Por: Juan Pablo Ruiz Soto

Megaciudades invivibles

La semana anterior se adelantó el Foro Nacional Ambiental, donde se debatió respecto a las locomotoras planteadas en el Plan Nacional de Desarrollo y su relación con el cambio climático y la sostenibilidad del desarrollo.

Petro presentó su plan de gestión ambiental y expertos comentaron sus propuestas. El plan salió bien librado y se identificaron diversos aspectos que buscan hacer de la ciudad un espacio más amigable y menos vulnerable desde el punto de vista ambiental.

Es evidente que el acelerado crecimiento de la ciudad está planteando retos que muy difícilmente se podrán superar. La congestión y la movilidad pueden tener paliativos, pero si la ciudad sigue creciendo de la forma en que lo está haciendo, este será un problema sin solución.

Este fenómeno no es un problema exclusivo de Bogotá; todas las megaciudades de los países emergentes lo están viviendo. Ciudad de México, São Paulo, Lima y las grandes ciudades de China y Corea también lo viven. Las economías de escala que ofrecen los grandes centros urbanos se convierten en polos de atracción que generan un crecimiento acelerado que encarece y hace impotente a la administración pública. Educación, oferta y demanda laboral, producción y consumo se centralizan día por día. Para frenar esta dinámica, la única alternativa es una intervención que supere los límites de las áreas metropolitanas. Se requiere un acuerdo nacional que sume esfuerzos desde la Nación y la metrópoli y que tenga como objetivo frenar el crecimiento de la megaciudad, favoreciendo el armónico crecimiento de otras ciudades.

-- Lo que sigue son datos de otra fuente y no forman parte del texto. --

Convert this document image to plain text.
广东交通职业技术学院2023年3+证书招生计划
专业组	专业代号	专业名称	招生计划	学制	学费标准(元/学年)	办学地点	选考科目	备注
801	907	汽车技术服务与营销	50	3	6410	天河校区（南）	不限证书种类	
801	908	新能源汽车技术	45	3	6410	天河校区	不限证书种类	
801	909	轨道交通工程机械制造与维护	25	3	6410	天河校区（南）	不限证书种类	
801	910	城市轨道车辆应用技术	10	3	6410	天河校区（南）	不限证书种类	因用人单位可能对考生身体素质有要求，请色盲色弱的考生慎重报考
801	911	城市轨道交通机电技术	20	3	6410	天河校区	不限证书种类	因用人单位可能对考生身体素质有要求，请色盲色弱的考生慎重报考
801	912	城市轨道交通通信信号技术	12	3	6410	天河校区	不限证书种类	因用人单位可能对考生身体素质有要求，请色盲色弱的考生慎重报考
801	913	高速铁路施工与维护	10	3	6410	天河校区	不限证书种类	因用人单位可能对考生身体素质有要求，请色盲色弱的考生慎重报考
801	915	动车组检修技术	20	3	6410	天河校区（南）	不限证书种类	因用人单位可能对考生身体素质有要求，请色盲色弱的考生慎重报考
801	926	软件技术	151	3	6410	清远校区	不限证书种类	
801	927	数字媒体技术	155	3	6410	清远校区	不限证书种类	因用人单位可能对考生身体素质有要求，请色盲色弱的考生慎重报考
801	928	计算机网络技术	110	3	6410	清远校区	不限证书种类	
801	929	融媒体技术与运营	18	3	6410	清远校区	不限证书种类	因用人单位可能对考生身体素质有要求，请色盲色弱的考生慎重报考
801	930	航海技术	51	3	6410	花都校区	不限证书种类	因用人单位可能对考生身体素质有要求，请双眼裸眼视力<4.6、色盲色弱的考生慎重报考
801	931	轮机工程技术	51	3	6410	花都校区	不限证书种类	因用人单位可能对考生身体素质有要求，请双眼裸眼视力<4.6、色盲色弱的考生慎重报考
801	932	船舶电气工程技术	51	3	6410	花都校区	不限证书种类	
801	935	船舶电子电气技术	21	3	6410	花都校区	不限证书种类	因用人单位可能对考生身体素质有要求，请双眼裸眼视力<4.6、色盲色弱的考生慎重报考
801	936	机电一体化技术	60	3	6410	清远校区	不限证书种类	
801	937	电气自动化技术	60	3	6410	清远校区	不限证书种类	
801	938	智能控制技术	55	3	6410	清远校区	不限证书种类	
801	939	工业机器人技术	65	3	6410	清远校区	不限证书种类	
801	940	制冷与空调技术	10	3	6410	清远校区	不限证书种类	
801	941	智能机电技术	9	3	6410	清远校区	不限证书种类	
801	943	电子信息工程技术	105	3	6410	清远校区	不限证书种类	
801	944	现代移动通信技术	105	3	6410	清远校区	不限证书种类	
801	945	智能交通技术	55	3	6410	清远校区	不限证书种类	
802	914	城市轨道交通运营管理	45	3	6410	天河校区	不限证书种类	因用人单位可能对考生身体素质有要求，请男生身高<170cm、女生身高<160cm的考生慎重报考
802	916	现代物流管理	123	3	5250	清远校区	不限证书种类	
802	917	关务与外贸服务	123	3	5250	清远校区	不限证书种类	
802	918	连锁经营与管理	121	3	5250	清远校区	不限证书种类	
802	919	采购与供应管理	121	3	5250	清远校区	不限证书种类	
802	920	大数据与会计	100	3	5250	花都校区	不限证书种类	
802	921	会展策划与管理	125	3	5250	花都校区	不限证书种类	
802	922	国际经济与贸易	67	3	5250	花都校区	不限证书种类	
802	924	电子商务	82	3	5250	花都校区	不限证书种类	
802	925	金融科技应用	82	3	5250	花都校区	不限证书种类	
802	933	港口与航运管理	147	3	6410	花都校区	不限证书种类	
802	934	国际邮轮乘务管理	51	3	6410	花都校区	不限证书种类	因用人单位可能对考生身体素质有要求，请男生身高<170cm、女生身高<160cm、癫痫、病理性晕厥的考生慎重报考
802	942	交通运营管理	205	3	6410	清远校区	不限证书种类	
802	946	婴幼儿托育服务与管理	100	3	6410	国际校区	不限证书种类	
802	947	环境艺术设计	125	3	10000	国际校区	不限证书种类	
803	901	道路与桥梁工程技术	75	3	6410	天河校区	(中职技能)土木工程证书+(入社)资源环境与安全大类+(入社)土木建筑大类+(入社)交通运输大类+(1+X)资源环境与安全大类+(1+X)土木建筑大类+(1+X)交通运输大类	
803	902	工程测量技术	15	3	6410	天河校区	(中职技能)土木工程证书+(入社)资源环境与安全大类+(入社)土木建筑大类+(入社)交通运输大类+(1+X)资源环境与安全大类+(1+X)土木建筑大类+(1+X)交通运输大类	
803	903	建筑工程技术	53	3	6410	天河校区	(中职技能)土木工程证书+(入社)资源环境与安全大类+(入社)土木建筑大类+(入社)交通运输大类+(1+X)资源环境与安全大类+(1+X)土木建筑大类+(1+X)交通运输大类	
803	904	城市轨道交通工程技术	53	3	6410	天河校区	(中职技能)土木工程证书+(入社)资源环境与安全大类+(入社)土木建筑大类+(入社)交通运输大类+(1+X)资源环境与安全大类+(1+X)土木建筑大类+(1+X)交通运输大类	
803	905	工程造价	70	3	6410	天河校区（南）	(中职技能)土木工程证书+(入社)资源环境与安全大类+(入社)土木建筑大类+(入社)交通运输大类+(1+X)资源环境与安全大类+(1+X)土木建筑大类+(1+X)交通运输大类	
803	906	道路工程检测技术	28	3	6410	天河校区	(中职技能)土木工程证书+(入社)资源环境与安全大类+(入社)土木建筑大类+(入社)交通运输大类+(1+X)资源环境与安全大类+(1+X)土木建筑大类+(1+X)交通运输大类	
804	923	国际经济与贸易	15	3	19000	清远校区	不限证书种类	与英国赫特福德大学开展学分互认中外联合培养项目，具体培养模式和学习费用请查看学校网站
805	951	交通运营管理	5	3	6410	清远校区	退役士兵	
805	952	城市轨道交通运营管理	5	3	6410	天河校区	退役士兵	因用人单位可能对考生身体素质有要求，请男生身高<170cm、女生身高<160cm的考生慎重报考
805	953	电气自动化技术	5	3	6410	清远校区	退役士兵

Santos y Petro tienen que ponerse de acuerdo, no para transferir recursos de la Nación a la capital, sino para generar incentivos y transferir producción, educación y capacidad de consumo a otras ciudades. Hay que redistribuir la riqueza si queremos hacer de Bogotá una ciudad. De lo contrario concentraremos la producción y el consumo y tendremos una muy mala calidad de vida. Hay que definir, desde el gobierno central y desde una perspectiva nacional, la política de poblamiento del país.

Para que las economías de escala y el libre actuar de las fuerzas del mercado no sigan centralizándolo todo, se deben generar incentivos para la reubicación de la producción y el desarrollo del mercado laboral en otras ciudades. Con los tratados de libre comercio se abre una oportunidad para que las ciudades cercanas a los océanos tomen fuerza. Es absurdo que se creen zonas francas en Bogotá y sus alrededores. Esta es una herramienta para las ciudades cercanas a las costas, pero no para el centro del país.

Quizá incluso debamos pensar si es necesario provocar la migración de las grandes universidades. Hoy todos los que pueden, migran a Bogotá para estudiar, luego buscan empleo y crían familia en la capital. Se concentra la oferta de mano de obra calificada y se centraliza el mercado laboral.

Bogotá y su área metropolitana no pueden pretender solucionar todo de manera endógena, desde el interior de la megaciudad. Es necesario hacerlo desde una perspectiva de país. La planeación es la herramienta para intervenir algunas tendencias que genera el mercado y que no son deseables. Estamos a tiempo para volver a descentralizar el país y evitar problemas como los de São Paulo o Ciudad de México.